KÜRDİSTAN'DA DEMOKRATİK HUKUK İHTİYACI

KÜRDİSTAN'DA DEMOKRATİK HUKUK İHTİYACI


Feyzi Çelik ÇÖZÜMÜN UÇURUMUNDAKİ SÜREÇ VE KÜRDİSTAN 20.05.2014 Kürtlerin ihtiyacı Kürtler arası daha çok demokrasi.
Kürtler, en az sosyalizm ve İslam için yaptıkları ve söylediklerini kendi içlerinde geçerli olacak bir demokratikleşme için yapsalar sosyalizme de İslam’a daha faydalı olurlar. Kürtler arası demokratikleşmenin olabilmesi her şeyden önce evrensel ölçütlere uygun bir Kürdistan hukukunun olmasını gerekli kılar. Kürtler arasında aşiret ilişkilerinin yoğun olarak yaşandığı dönemlerde töre hukuku şeklindeki hukuk dahi Kürtler arasındaki sorunların çözümünde rol oynuyordu.

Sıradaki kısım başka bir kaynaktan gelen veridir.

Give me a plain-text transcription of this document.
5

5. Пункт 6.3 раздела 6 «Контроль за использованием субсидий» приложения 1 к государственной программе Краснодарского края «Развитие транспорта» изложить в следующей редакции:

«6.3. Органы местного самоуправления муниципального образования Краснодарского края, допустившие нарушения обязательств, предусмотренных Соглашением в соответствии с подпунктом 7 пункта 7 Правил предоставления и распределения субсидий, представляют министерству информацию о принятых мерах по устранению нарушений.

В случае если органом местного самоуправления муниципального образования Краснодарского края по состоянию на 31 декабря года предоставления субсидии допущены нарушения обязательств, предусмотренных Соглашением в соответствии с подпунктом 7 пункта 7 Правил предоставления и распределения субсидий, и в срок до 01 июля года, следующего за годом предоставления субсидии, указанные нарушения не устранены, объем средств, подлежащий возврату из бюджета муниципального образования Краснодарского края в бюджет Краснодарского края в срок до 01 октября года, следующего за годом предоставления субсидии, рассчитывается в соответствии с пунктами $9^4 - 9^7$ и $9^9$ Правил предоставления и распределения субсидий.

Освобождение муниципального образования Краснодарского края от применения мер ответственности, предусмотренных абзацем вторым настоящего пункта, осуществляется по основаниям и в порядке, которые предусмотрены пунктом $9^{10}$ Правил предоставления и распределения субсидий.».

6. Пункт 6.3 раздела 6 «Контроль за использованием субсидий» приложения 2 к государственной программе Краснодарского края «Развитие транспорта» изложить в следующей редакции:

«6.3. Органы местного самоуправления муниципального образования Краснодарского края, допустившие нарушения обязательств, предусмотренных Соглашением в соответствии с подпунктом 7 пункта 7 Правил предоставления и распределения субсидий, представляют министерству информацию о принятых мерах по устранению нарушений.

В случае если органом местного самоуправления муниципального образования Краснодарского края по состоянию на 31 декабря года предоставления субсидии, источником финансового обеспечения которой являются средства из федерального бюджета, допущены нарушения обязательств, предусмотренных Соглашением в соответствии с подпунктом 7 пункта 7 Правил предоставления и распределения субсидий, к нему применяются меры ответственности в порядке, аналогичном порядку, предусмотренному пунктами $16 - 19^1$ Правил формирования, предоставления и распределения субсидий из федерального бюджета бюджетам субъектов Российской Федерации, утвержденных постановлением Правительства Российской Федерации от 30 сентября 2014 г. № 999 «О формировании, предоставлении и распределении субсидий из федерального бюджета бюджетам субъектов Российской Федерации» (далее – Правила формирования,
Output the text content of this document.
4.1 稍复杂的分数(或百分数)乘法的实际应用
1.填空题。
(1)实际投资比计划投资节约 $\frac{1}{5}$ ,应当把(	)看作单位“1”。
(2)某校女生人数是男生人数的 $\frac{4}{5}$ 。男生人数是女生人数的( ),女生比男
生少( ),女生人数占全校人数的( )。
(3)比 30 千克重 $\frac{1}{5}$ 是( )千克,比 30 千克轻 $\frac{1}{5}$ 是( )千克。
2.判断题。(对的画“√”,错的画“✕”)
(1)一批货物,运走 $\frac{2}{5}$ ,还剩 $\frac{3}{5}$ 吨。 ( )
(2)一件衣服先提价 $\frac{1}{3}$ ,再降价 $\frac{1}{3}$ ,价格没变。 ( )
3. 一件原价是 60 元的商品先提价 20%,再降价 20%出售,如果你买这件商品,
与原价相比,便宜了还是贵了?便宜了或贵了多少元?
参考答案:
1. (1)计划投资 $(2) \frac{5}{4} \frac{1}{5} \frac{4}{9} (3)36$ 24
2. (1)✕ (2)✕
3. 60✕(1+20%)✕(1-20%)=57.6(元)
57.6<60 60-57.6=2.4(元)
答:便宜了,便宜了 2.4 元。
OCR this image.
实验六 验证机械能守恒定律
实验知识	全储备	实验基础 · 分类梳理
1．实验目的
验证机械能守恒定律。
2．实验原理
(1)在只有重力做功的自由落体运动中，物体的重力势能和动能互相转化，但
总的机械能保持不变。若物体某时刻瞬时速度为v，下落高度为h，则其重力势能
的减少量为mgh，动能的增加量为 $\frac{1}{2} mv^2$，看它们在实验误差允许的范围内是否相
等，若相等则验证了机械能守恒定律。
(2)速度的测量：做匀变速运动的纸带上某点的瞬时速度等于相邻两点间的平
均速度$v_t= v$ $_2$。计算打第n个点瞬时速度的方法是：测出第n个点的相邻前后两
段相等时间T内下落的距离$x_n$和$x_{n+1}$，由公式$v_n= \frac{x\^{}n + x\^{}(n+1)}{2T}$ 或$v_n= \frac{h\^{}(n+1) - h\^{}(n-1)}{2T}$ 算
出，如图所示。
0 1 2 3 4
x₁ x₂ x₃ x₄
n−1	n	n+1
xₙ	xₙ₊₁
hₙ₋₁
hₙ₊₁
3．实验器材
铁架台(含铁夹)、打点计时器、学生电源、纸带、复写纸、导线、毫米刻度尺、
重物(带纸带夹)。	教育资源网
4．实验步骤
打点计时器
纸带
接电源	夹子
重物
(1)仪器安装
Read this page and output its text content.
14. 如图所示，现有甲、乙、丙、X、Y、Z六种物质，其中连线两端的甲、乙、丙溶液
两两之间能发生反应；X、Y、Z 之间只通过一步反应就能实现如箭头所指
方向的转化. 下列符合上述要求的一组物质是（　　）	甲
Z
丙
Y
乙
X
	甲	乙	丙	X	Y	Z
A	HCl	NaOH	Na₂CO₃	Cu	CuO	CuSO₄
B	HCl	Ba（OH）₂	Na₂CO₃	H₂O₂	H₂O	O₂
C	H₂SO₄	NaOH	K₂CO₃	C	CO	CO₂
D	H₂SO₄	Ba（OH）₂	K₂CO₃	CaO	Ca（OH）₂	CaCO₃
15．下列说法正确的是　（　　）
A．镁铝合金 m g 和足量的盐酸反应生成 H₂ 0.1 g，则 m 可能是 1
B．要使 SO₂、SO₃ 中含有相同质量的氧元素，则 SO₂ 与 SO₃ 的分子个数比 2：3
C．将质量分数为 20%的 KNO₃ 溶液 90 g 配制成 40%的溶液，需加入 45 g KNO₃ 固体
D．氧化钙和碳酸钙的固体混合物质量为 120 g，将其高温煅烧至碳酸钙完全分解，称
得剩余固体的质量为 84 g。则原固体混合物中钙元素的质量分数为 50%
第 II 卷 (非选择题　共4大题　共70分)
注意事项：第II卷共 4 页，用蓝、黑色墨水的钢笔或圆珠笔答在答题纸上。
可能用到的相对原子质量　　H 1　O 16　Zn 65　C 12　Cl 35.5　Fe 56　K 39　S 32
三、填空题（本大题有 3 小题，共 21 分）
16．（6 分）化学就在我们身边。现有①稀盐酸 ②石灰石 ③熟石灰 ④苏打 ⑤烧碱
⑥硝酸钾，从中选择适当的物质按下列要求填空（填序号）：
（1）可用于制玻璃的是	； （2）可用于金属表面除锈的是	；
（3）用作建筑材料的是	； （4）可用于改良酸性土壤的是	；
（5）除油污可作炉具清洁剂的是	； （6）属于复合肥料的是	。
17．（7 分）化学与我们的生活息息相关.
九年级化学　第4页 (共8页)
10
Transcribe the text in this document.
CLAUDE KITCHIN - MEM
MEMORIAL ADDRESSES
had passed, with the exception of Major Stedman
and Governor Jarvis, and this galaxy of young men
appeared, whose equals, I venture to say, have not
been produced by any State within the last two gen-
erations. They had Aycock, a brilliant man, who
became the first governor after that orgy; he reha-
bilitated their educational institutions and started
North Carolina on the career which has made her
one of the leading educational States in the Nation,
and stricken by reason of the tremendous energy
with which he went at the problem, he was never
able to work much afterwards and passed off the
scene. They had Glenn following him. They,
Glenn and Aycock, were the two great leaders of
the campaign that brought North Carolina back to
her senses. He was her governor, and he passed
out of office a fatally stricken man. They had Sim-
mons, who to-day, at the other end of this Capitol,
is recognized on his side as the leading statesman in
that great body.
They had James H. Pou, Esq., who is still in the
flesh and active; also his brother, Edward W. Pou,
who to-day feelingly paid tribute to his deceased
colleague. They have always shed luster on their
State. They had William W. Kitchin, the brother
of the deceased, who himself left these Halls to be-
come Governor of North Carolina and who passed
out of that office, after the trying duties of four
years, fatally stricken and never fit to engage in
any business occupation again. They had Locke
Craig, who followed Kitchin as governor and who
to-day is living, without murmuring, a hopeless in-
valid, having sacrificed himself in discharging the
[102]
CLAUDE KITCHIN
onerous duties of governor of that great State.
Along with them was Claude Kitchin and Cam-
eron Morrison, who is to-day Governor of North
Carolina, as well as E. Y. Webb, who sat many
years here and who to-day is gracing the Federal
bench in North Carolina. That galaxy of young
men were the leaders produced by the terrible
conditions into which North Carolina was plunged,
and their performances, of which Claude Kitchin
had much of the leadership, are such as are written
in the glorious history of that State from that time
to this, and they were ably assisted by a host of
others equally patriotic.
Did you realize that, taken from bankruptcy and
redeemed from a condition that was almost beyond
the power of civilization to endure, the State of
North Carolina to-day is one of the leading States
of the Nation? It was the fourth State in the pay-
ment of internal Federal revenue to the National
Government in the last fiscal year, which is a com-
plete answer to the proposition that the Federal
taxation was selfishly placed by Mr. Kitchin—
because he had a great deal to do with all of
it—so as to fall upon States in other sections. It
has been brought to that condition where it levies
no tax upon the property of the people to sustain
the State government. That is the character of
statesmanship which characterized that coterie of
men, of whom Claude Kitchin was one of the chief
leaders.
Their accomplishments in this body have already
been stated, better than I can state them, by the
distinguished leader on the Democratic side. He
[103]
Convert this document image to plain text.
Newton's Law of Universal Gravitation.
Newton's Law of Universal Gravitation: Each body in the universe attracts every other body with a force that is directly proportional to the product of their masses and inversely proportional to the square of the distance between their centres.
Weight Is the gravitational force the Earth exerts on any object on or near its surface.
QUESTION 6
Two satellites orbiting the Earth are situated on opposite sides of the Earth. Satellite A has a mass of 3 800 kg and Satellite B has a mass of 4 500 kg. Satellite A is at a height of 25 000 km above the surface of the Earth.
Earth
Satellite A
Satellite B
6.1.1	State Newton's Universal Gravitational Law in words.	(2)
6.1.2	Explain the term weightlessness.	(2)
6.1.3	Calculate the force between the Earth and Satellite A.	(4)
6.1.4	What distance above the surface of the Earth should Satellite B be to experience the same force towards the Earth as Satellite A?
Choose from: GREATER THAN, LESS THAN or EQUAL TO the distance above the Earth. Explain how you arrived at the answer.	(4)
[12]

Kürdistan'ın yabancı güçlerin egemenlik sergileme alanına dönüşü, kendisine özgü kargaşa içerikli modernleşme ve kapitalistleşmenin etkisiyle var olan ve kısmi olsa da çözüm üreten töre(örf ve adet) hukukunun alandan çekilmesi ve yerini başka bir hukuka bırakmaması nedeniyle Kürt toplumu kendi içindeki sorunları kendi aktör ve perspektifinden yoksun hale gelmiştir. Sorunlar içinden çıkılmaz hale gelmiş, başkasından(Avrupa dahil) "hukuk dilemek zorunda" kalmıştır.
En azından Türkiye/Rojava ilişkileri, Rojava/IBKY ilişkilerinde daha gelişkindir. Nasıl ki, IKBY, Türkiye üzerinden ekonomik ilişkiler geliştirmek zorundaysa, Rojava'nın aynı şekilde Türkiye ile ekonomik ilişkiler geliştirme zorunluluğu vardır. Bu bir anlamda zorunluluktur. Çünkü, Türkiye'nin Avrupa ve dünya ilişkileri bölgede bulunan Irak, İran'a göre çok ileridir. Irak ve İran'ın dahi ekonomik anlamda Türkiye ile ilişki geliştirme zorunluğuyla kıyaslandığında bunun KBY ve Rojava için ne kadar normal olduğunu Türkiye Kürdistan hareketinin anlaması gerekir.
Kürtler, 20.yüzyıldan farklı konumdalar, 2000'li yılların başında kendi dinamiklerini, kendi öz gücüyle Irak Kürdistan'ında, 2010'lu yıllarda ise Suriye Kürdistan'ında oluşturdular. Ancak bu oluşturma Kürtler arası demokratik hukuku oluşturamadı. İktidar olamayan iktidarcılık bu iki yerde de uygulandı. Her iki Kürt dinamiğinin birbirini beslemesi gerekirken, birbirini boğmaya doğru gidiyor. Öyle söylendiği gibi sayısallığı ön plana koyup Kürdistan Ulusal Kongresinin toplanmasıyla bu sorun çözülmez. Kürt ve Kürdistan şehitlerinin avazını duymak yeterlidir. Hele hele "Brakuji"den dolayı hayatını kaybedenlerin yaşamı ve dramı ortak demokratik hukukun kendisi ve özü değil de nedir? Brakuji'de şehit düşen Kürdistan yiğitlerininin gözü açık gidişi yeterli dersler vermiyor mu? İktidar oyununu, düşmanına karşı oynamayacaksın, kendine göre Güney'de, Rojava'da iktidar bulduğunu sanacaksın ve bunu da kendi insanına karşı kullanacaksın. Bunu yaparken hiç bir hukuka da kendini bağlı saymayacaksın, bunun sonucu hukuksuzluk ve "Brakuji hukukunun" gelişidir. Bu da Kürdistan'ı yönetmeye hazır "yabancı güçlere" davetiye değil de nedir. Bu nedenle Kürtlerin demokratik siyasetten çok "demokratik hukuka" ihtiyacı vardır.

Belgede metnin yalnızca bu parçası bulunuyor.